I'm not sure that this is the issue here but we experienced a performance improvement when configuring minimum threads on the .NET Threadpool to a higher value than default. You can read more about SetMinThreads here. https://learn.microsoft.com/en-us/dotnet/api/system.threading.threadpool.setminthreads?view=net-8.0.

The underlying RabbitMQ.Client library that is used in Rebus.RabbitMq is using the .NET Threadpool so it is up to you to make sure you have enough threads to handle your load. RabbitMQ.Client is also sync and blocking so threads are just waiting when doing I/O.

Also, the setting MaxWriterPoolSize might also come in to play here. Maybe you should set it to something more than the default value? https://github.com/rebus-org/Rebus.RabbitMq/blob/c4afc55891128aded5f61bb8a4c5c40bdb6e6aa1/Rebus.RabbitMq/Config/RabbitMqOptionsBuilder.cs#L234C12-L234C35

Dylan-DutchAndBold commented 6 months ago

I'm not sure that this is the issue here but we experienced a performance improvement when configuring minimum threads on the .NET Threadpool to a higher value than default. You can read more about SetMinThreads here. https://learn.microsoft.com/en-us/dotnet/api/system.threading.threadpool.setminthreads?view=net-8.0.

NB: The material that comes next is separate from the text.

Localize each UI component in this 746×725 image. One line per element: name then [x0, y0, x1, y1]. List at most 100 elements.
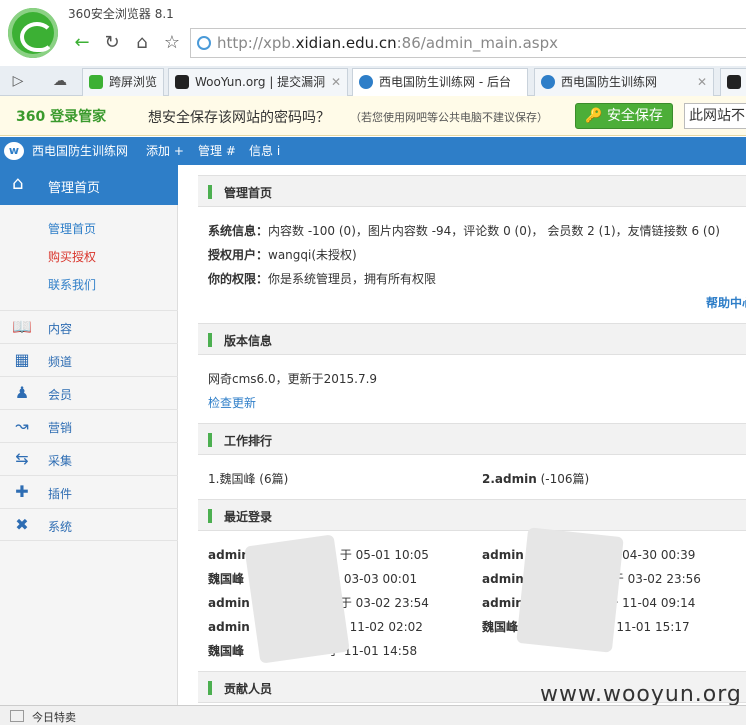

The underlying RabbitMQ.Client library that is used in Rebus.RabbitMq is using the .NET Threadpool so it is up to you to make sure you have enough threads to handle your load. RabbitMQ.Client is also sync and blocking so threads are just waiting when doing I/O.

Also, the setting MaxWriterPoolSize might also come in to play here. Maybe you should set it to something more than the default value? https://github.com/rebus-org/Rebus.RabbitMq/blob/c4afc55891128aded5f61bb8a4c5c40bdb6e6aa1/Rebus.RabbitMq/Config/RabbitMqOptionsBuilder.cs#L234C12-L234C35

Thanks Simon for the suggestion. It's really appreciated. I have tried doubling the defaults in the demo project and it still fails with timeouts.

Also I think since Masstransit.RabbitMQ uses the same RabbitMQ library with its defaults and it comparing so differently to Rebus.RabbitMQ, I do think (with some doubt) that the problem is within Rebus.